One more thing, I don't support companies that take advantage of their loyal consumers. Locking them in with proprietary shit is already messed up, but then the whole thing with the unwillingness to adapt and upgrade iMessage into RCS back in 2019 when Google was begging them to do it because it's the new security standard, it's the best protocol, and iMessage is using cell tower or Wi-Fi data, which is a vulnerability. And they said, nope, nope, nope, nope, because they didn't think yet that they could just do RCS and still leave the poor man in every other phone that's not iPhone in a green text and utilize RCS. And then what do they do? They get forced by the government to implement it in what, last year?
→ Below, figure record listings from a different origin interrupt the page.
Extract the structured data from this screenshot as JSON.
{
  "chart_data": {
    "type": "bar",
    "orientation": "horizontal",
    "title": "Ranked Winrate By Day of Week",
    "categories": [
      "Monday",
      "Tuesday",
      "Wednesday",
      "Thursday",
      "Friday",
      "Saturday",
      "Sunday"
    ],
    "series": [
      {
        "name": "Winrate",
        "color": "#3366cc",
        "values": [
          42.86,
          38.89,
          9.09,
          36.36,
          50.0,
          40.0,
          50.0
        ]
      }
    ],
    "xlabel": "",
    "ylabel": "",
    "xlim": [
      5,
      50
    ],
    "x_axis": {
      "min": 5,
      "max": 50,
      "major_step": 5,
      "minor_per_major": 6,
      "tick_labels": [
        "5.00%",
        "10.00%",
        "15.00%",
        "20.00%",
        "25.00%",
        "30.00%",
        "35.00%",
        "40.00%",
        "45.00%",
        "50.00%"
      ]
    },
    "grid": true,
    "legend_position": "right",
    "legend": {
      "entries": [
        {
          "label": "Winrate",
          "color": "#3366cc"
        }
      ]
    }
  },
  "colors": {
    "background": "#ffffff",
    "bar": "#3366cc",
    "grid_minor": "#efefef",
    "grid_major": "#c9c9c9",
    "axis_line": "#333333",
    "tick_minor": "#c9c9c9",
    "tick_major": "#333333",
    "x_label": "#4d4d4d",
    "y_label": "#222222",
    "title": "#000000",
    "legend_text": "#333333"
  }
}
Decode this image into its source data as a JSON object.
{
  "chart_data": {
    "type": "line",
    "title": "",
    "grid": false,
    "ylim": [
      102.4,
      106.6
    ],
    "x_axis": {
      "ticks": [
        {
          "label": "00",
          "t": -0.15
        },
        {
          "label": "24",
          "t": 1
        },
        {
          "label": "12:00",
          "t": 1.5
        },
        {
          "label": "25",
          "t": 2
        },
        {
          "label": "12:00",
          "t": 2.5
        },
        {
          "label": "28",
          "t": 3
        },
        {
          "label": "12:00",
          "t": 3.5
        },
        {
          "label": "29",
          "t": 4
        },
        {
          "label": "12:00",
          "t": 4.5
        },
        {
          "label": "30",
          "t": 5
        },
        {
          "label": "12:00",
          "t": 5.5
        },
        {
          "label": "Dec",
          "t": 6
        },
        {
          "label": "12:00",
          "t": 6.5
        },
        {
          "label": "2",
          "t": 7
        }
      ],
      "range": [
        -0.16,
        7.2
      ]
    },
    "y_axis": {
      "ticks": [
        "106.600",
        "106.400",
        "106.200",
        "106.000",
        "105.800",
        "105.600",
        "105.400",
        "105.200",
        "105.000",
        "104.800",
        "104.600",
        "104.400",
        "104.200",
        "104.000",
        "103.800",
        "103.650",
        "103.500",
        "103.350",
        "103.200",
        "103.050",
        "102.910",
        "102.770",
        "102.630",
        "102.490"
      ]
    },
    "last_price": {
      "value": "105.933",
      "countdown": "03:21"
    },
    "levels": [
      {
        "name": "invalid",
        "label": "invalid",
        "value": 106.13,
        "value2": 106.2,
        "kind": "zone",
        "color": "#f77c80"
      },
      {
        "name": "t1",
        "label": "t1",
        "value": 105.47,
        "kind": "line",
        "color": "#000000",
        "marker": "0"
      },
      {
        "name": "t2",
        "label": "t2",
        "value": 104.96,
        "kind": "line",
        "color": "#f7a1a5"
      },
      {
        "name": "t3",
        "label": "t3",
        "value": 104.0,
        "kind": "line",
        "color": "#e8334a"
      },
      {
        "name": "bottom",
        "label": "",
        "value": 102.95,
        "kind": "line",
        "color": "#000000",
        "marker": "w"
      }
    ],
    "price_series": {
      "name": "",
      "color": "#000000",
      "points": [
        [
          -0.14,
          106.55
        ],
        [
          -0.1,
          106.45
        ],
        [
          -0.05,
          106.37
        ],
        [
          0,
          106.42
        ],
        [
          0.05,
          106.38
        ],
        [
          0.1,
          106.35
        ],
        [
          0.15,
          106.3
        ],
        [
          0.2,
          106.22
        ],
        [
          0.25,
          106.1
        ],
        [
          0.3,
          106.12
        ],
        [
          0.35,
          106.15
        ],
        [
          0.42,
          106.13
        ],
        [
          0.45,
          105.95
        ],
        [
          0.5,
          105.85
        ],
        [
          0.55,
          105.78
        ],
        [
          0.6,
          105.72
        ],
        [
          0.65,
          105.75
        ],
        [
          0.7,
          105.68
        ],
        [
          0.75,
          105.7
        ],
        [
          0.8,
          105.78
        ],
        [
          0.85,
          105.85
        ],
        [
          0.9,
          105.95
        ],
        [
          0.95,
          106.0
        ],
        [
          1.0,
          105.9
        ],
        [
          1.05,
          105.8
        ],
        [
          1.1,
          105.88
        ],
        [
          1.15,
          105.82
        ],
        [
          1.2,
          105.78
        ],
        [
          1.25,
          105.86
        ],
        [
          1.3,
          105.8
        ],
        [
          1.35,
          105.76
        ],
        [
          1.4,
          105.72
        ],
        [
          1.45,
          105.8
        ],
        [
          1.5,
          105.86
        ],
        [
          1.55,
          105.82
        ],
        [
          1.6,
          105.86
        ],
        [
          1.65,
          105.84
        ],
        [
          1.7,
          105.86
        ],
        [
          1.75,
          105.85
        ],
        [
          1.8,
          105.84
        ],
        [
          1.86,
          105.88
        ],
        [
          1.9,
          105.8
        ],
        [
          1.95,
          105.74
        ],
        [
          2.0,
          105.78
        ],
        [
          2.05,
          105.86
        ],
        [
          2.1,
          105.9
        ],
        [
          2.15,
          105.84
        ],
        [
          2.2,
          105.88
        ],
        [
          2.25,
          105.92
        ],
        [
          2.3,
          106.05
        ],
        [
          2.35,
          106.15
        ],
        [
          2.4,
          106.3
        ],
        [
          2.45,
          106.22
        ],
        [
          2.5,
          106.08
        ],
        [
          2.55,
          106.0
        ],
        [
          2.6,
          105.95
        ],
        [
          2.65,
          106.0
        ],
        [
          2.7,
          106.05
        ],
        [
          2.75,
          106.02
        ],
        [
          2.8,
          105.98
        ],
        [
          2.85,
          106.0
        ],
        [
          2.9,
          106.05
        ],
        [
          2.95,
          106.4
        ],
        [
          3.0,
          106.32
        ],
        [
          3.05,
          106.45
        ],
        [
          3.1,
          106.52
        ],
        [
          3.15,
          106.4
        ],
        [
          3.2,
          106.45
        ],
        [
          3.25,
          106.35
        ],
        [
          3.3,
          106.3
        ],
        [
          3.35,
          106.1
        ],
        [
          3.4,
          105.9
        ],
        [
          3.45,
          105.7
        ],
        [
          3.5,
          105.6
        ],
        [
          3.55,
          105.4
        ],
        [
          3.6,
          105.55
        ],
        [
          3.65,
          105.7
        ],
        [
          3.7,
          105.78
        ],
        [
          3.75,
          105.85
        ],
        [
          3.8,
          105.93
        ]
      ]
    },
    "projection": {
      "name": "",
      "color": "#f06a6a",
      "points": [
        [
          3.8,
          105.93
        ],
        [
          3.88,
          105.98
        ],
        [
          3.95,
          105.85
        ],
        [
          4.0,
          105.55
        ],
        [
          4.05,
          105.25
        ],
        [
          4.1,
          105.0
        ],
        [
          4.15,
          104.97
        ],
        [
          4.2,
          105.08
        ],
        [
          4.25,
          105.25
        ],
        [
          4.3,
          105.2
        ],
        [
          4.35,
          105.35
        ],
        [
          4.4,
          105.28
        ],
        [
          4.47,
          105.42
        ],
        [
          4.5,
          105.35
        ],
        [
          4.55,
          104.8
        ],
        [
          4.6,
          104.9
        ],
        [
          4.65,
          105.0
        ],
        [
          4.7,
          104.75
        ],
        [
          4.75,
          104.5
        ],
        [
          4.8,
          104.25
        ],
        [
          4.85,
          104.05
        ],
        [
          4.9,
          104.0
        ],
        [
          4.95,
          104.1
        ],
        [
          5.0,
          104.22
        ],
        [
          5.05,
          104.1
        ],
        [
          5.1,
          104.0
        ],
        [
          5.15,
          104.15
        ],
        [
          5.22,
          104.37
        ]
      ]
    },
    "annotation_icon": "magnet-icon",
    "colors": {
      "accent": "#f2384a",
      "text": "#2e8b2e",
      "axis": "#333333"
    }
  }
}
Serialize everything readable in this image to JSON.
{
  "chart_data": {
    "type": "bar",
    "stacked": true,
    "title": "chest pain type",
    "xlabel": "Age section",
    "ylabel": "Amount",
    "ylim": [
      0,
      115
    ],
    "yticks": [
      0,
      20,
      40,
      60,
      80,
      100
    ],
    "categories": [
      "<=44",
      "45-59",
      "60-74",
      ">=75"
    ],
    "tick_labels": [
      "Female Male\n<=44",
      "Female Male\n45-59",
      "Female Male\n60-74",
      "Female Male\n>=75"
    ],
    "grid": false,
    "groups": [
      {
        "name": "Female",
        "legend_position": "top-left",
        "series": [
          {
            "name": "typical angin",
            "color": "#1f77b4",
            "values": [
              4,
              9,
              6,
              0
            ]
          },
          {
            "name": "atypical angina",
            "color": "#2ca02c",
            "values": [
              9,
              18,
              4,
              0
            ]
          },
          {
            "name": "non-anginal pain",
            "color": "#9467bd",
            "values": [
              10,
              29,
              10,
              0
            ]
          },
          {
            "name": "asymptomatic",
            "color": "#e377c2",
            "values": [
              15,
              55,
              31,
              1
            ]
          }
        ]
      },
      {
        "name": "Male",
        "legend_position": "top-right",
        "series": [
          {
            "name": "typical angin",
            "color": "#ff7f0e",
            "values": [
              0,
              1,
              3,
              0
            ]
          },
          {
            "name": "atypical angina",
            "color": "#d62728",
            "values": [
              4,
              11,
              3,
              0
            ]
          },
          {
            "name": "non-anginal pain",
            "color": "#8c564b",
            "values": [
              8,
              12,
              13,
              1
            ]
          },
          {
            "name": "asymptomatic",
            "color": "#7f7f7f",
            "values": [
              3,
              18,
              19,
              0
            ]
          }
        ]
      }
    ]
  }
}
And then they do, but they only implement it somewhat. So Apple to Apple is encrypted, but Apple to Android is not encrypted because they're fucking assholes. And chat features aren't available. It still looks like I'm poor because of my Android phone. But meanwhile, I've had, quote, iMessage available with every phone manufacturer other than iPhone all the way back since RCS came out in 2019.

#

God damn it, I only made one point, fuck. I have like 50 points to make about why you shouldn't support them, why they're fucking you and treating you like a child. And I think Macintosh is the fucking absolute worst. I mean, I can understand an iPhone, I like the iPhone, truthfully. I don't think it's innovative, but I like it. It's nice to use sometimes. But the iMac, or nah, I don't know, man.

#

If you can't go on Facebook Marketplace and either A) find somebody selling their old shit so that you could put it in your old shit and upgrade it a little bit, or you can't even go on there, even if somebody was selling it to upgrade your shit, because you can't even do it, even if you could buy it. Not without lengthy reverse engineering processes, a nightmare of breaking that case open, trying to figure out how to get it back together because there's all kinds of booby traps hooked into it and whatever else. And then when you finally get it powered up and then it's bricked, then you wanna go jump in the river. I just can't do it. I really hate tech that uses their marketing maneuvers. Makes me sick.

#

Plus, it's like ten times too expensive for what it is. Okay, I'm done. I don't mean to be a hater, this is just my honest opinion.

#

Okay, one more. iPhones didn't even have multimedia messaging until the iPhone 3GS came out and they rolled out that firmware. That's really bad. That was about ten years after MMS had been on every other device. And if you had an iPhone 3 and you wanted to send a video, well guess what, you had to buy a 3GS.